Today, DirecTV inexplicably denies tens of thousands of its subscribers access to local broadcast TV service in the following 11 local markets operating across 10 states: Alpena, MI; Bowling Green, KY; Casper and Riverton, WY; Cheyenne, WY and Scottsbluff; NE; Glendive, MT; Grand Junction and Montrose, CO; Helena, MT; North Platte, NE; Ottumwa, IA and Kirksville, MO; Presque Isle, ME; and Victoria, TX.

In addition to sitting on massive profits and facing no technological barriers preventing it from addressing this glaring service gap, DirectTV simply failed to invest in the infrastructure needed to deliver local into local TV service to rural customers in these local TV markets.

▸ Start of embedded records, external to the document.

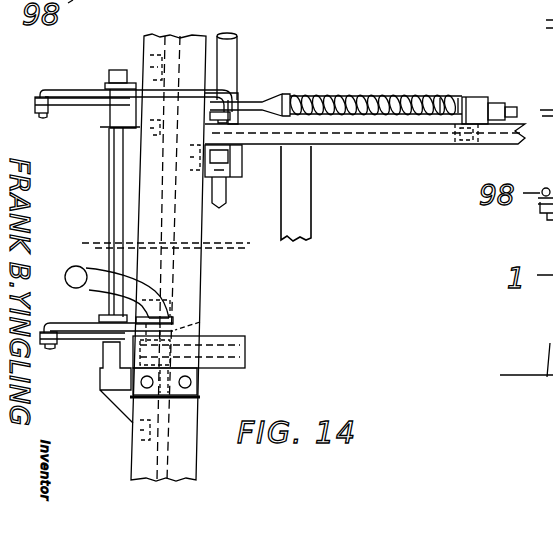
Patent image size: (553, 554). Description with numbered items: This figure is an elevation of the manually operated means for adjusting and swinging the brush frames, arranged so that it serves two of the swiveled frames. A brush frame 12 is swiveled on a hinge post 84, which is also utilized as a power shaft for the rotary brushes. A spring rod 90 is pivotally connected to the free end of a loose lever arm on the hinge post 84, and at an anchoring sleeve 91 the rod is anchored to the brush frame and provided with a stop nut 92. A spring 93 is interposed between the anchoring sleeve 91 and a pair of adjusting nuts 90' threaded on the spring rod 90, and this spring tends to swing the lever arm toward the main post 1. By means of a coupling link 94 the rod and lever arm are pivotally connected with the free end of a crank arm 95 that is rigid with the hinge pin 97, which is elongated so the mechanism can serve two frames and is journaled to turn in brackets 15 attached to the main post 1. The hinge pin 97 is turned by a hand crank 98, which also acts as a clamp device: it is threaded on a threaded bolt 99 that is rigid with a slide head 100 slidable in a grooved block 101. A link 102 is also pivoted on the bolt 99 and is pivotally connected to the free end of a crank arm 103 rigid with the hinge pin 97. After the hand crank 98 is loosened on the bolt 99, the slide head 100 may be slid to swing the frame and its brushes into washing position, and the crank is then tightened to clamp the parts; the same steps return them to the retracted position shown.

The main post 1 is at (200, 322).
The brush frame 12 is at (397, 137).
The bracket 15 is at (113, 117).
The hinge post 84 is at (230, 50).
The spring rod 90 is at (264, 85).
The adjusting nuts 90' is at (375, 82).
The anchoring sleeve 91 is at (466, 96).
The stop nut 92 is at (493, 102).
The spring 93 is at (386, 96).
The coupling link 94 is at (64, 89).
The crank arm 95 is at (76, 105).
The hinge pin 97 is at (110, 190).
The hand crank 98 is at (69, 270).
The threaded bolt 99 is at (188, 300).
The slide head 100 is at (200, 372).
The grooved block 101 is at (245, 341).
The link 102 is at (88, 330).
The crank arm 103 is at (90, 323).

As a result, it could be argued that DirecTV’s behavior is a form of redlining.

Why would DirecTV cherry pick only markets in urban America to deliver local into local TV service? Why deny access to emergency alerts and warnings, local news and political debate coverage to rural America?

Interestingly, its competitor, Dish Network, made the necessary investments years ago and, today, delivers local-into-local broadcast TV service to all of its customers in every local TV market in the country.

For decades, local TV stations have served as a primary source of entertainment, local news and lifesaving weather alerts in communities large and small.  Nowhere has that been more evident than in the nation’s heartland, where broadcasters serve as first-informers in times of disaster.  Often, it’s the local TV station that is the only reliable and trusted source for news and information when cellphone networks crash and Internet service proves unreliable.

As FCC chairman Tom Wheeler said in April, “From a historical perspective, over-the-air broadcasting has contributed immeasurably to providing our uniquely diverse society with a sense of community, with a sense of shared experience.”  The Chairman went on to acknowledge the major contributions that broadcasters make each day serving as first informers, putting themselves in harm’s way to provide viewers with an invaluable and vital “information lifeline” during emergencies.

DirecTV customers in Cheyenne and Scottsbluff want to receive local news and programming from their local TV stations, not from another station whose distant broadcast signal is imported by the company into local markets from hundreds, sometimes thousands of miles away.

Investment in rural America matters.  Surely the tens of thousands of DirecTV customers impacted by this situation would embrace the company’s investment in localism.  Such a commitment would ultimately expand their customers’ access to the trusted and reliable broadcast TV reporting that local stations deliver to viewers year round.

It’s time for DirecTV to end this discriminatory practice and make good on this broken promise.

The pay-TV giant needs to make good on its promise of 12 years ago to federal regulators and not allow it to fall victim to its anticipated merger with AT&T in the coming weeks.

It will certainly be disheartening if a promise made by DirecTV to secure an earlier merger is dismissed by the FCC as part of its approval of the company’s new merger with AT&T.  What would that say about DirecTV’s view of Rural America?

Kenny is director of Public Affairs for TVfreedom.org, a coalition of local broadcasters, community advocates, network TV affiliate associations and other independent organizations advocating for preserving the retransmission consent regime. He is a former press secretary at the FCC.